Quinones: It’s not even just that. It’s that we are surrounded in a culture in which we are constantly being plied with legal stuff, social media, addictive stuff, gambling. You saw in the World Series last night how there was a gambling app that could allow you to bet on whether this batter got a hit. You get to sugar, you get this horrible fast food and junk food that is kind of creating obesity, which is its own form of addiction, I think. So my question to myself as I got into this book and was struggling with it was what is our defense then? How do we defend ourselves against these enormously powerful forces? And my feeling is that the best way to do that is a return to rebuilding the community that in many ways we have destroyed over the last 40 years. Basically it’s a reexamination of how we live. In my own case, I stopped drinking sodas and eating lots of refined foods just because I felt like this was my way of saying, I’m not going to be part of this problem, but it’s this idea of getting back towards working in small, unheralded ways. So much of what started the opioid epidemic had to do with our search for a magical answer. Right? What was the problem? This very mysterious problem of human pain? What was the magical answer? Opioid painkillers for everybody no matter the background, no matter the person. We need to get away from that and get back to the idea that it is small stuff, the local working, working daily, not worrying if you’re saving the world in some noble sense, but just working daily with it. We have seen the effects of that. That’s where you create true, really important political, cultural and societal change. We’re seeing it in the opioid epidemic.

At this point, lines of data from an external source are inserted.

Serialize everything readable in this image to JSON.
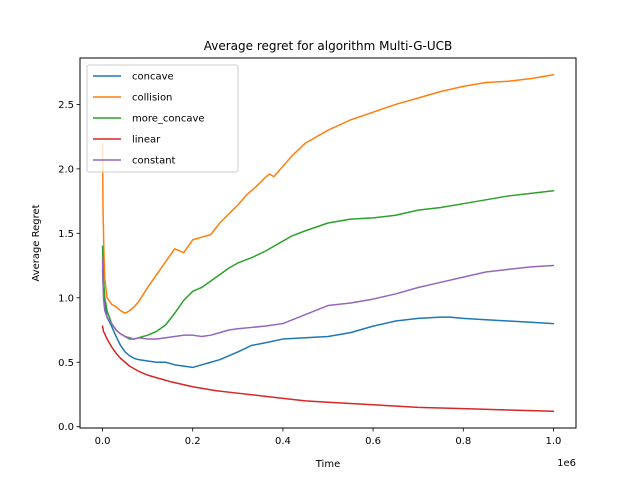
{
  "chart_data": {
    "type": "line",
    "title": "Average regret for algorithm Multi-G-UCB",
    "xlabel": "Time",
    "ylabel": "Average Regret",
    "x_scale_label": "1e6",
    "xlim": [
      -0.05,
      1.05
    ],
    "ylim": [
      -0.01,
      2.86
    ],
    "x_ticks": [
      0.0,
      0.2,
      0.4,
      0.6,
      0.8,
      1.0
    ],
    "x_tick_labels": [
      "0.0",
      "0.2",
      "0.4",
      "0.6",
      "0.8",
      "1.0"
    ],
    "y_ticks": [
      0.0,
      0.5,
      1.0,
      1.5,
      2.0,
      2.5
    ],
    "y_tick_labels": [
      "0.0",
      "0.5",
      "1.0",
      "1.5",
      "2.0",
      "2.5"
    ],
    "grid": false,
    "legend_position": "top-left",
    "series": [
      {
        "name": "concave",
        "color": "#1f77b4",
        "x": [
          0,
          0.002,
          0.005,
          0.01,
          0.02,
          0.03,
          0.04,
          0.05,
          0.06,
          0.07,
          0.08,
          0.1,
          0.12,
          0.14,
          0.16,
          0.18,
          0.2,
          0.22,
          0.24,
          0.26,
          0.28,
          0.3,
          0.33,
          0.36,
          0.4,
          0.45,
          0.5,
          0.55,
          0.6,
          0.65,
          0.7,
          0.75,
          0.77,
          0.8,
          0.85,
          0.9,
          0.95,
          1.0
        ],
        "y": [
          1.22,
          1.05,
          0.95,
          0.85,
          0.78,
          0.7,
          0.63,
          0.58,
          0.55,
          0.53,
          0.52,
          0.51,
          0.5,
          0.5,
          0.48,
          0.47,
          0.46,
          0.48,
          0.5,
          0.52,
          0.55,
          0.58,
          0.63,
          0.65,
          0.68,
          0.69,
          0.7,
          0.73,
          0.78,
          0.82,
          0.84,
          0.85,
          0.85,
          0.84,
          0.83,
          0.82,
          0.81,
          0.8
        ]
      },
      {
        "name": "collision",
        "color": "#ff7f0e",
        "x": [
          0,
          0.001,
          0.003,
          0.005,
          0.01,
          0.02,
          0.03,
          0.04,
          0.05,
          0.06,
          0.07,
          0.08,
          0.1,
          0.12,
          0.14,
          0.16,
          0.18,
          0.2,
          0.22,
          0.24,
          0.26,
          0.28,
          0.3,
          0.32,
          0.34,
          0.36,
          0.37,
          0.38,
          0.4,
          0.42,
          0.45,
          0.5,
          0.55,
          0.6,
          0.65,
          0.7,
          0.75,
          0.8,
          0.85,
          0.9,
          0.95,
          1.0
        ],
        "y": [
          2.2,
          1.7,
          1.35,
          1.15,
          1.0,
          0.95,
          0.93,
          0.9,
          0.88,
          0.9,
          0.93,
          0.97,
          1.08,
          1.18,
          1.28,
          1.38,
          1.35,
          1.45,
          1.47,
          1.49,
          1.58,
          1.65,
          1.72,
          1.8,
          1.86,
          1.93,
          1.96,
          1.94,
          2.02,
          2.1,
          2.2,
          2.3,
          2.38,
          2.44,
          2.5,
          2.55,
          2.6,
          2.64,
          2.67,
          2.68,
          2.7,
          2.73
        ]
      },
      {
        "name": "more_concave",
        "color": "#2ca02c",
        "x": [
          0,
          0.002,
          0.005,
          0.01,
          0.02,
          0.03,
          0.04,
          0.05,
          0.06,
          0.07,
          0.08,
          0.1,
          0.12,
          0.14,
          0.16,
          0.18,
          0.2,
          0.22,
          0.24,
          0.26,
          0.28,
          0.3,
          0.33,
          0.36,
          0.4,
          0.42,
          0.45,
          0.5,
          0.55,
          0.6,
          0.65,
          0.7,
          0.75,
          0.8,
          0.85,
          0.9,
          0.95,
          1.0
        ],
        "y": [
          1.4,
          1.15,
          1.0,
          0.9,
          0.8,
          0.75,
          0.72,
          0.7,
          0.68,
          0.68,
          0.69,
          0.71,
          0.74,
          0.79,
          0.88,
          0.98,
          1.05,
          1.08,
          1.13,
          1.18,
          1.23,
          1.27,
          1.31,
          1.36,
          1.44,
          1.48,
          1.52,
          1.58,
          1.61,
          1.62,
          1.64,
          1.68,
          1.7,
          1.73,
          1.76,
          1.79,
          1.81,
          1.83
        ]
      },
      {
        "name": "linear",
        "color": "#d62728",
        "x": [
          0,
          0.002,
          0.005,
          0.01,
          0.02,
          0.03,
          0.04,
          0.05,
          0.06,
          0.08,
          0.1,
          0.12,
          0.15,
          0.2,
          0.25,
          0.3,
          0.35,
          0.4,
          0.45,
          0.5,
          0.55,
          0.6,
          0.7,
          0.8,
          0.9,
          1.0
        ],
        "y": [
          0.78,
          0.74,
          0.72,
          0.68,
          0.62,
          0.57,
          0.53,
          0.5,
          0.47,
          0.43,
          0.4,
          0.38,
          0.35,
          0.31,
          0.28,
          0.26,
          0.24,
          0.22,
          0.2,
          0.19,
          0.18,
          0.17,
          0.15,
          0.14,
          0.13,
          0.12
        ]
      },
      {
        "name": "constant",
        "color": "#9467bd",
        "x": [
          0,
          0.002,
          0.005,
          0.01,
          0.02,
          0.03,
          0.04,
          0.05,
          0.06,
          0.07,
          0.08,
          0.1,
          0.12,
          0.14,
          0.16,
          0.18,
          0.2,
          0.22,
          0.24,
          0.26,
          0.28,
          0.3,
          0.33,
          0.36,
          0.4,
          0.45,
          0.5,
          0.55,
          0.6,
          0.65,
          0.7,
          0.75,
          0.8,
          0.85,
          0.9,
          0.95,
          1.0
        ],
        "y": [
          1.3,
          1.0,
          0.9,
          0.85,
          0.8,
          0.75,
          0.72,
          0.7,
          0.69,
          0.68,
          0.69,
          0.68,
          0.68,
          0.69,
          0.7,
          0.71,
          0.71,
          0.7,
          0.71,
          0.73,
          0.75,
          0.76,
          0.77,
          0.78,
          0.8,
          0.87,
          0.94,
          0.96,
          0.99,
          1.03,
          1.08,
          1.12,
          1.16,
          1.2,
          1.22,
          1.24,
          1.25
        ]
      }
    ]
  }
}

One of the great grassroots movements of our time, very unnoticed and very unheralded, has been all these people who have come out of the shadows who have had people in their family addicted or dying and were silent and were quiet and they came out of the shadows and they met their mayors and their clergy and they met their their state rep in the grocery store and began to be heard in a way that was not the case when I was writing “Dreamland.” It was only after the book came out and you’re seeing that one result of that are these amazing lawsuits that are now forcing major, very powerful corporations to cough up billions of dollars to help redress this thing. Is that enough? Probably not. But the idea is when people work in this small, unheralded, quiet way, there are daily steps forward. And, that is why a good half the book, you’re right, talked about the very damaging part of the sinister story. The other half of this book is me going out trying to find the smallest, quietest, least sexy, most unnoticed stories of Americans involved in community repair that I could find. And that’s the other half.
Miller: Sam Quinones, thanks for joining us today. I appreciate your time.
Quinones: Great to be here with you Dave, thank you so much.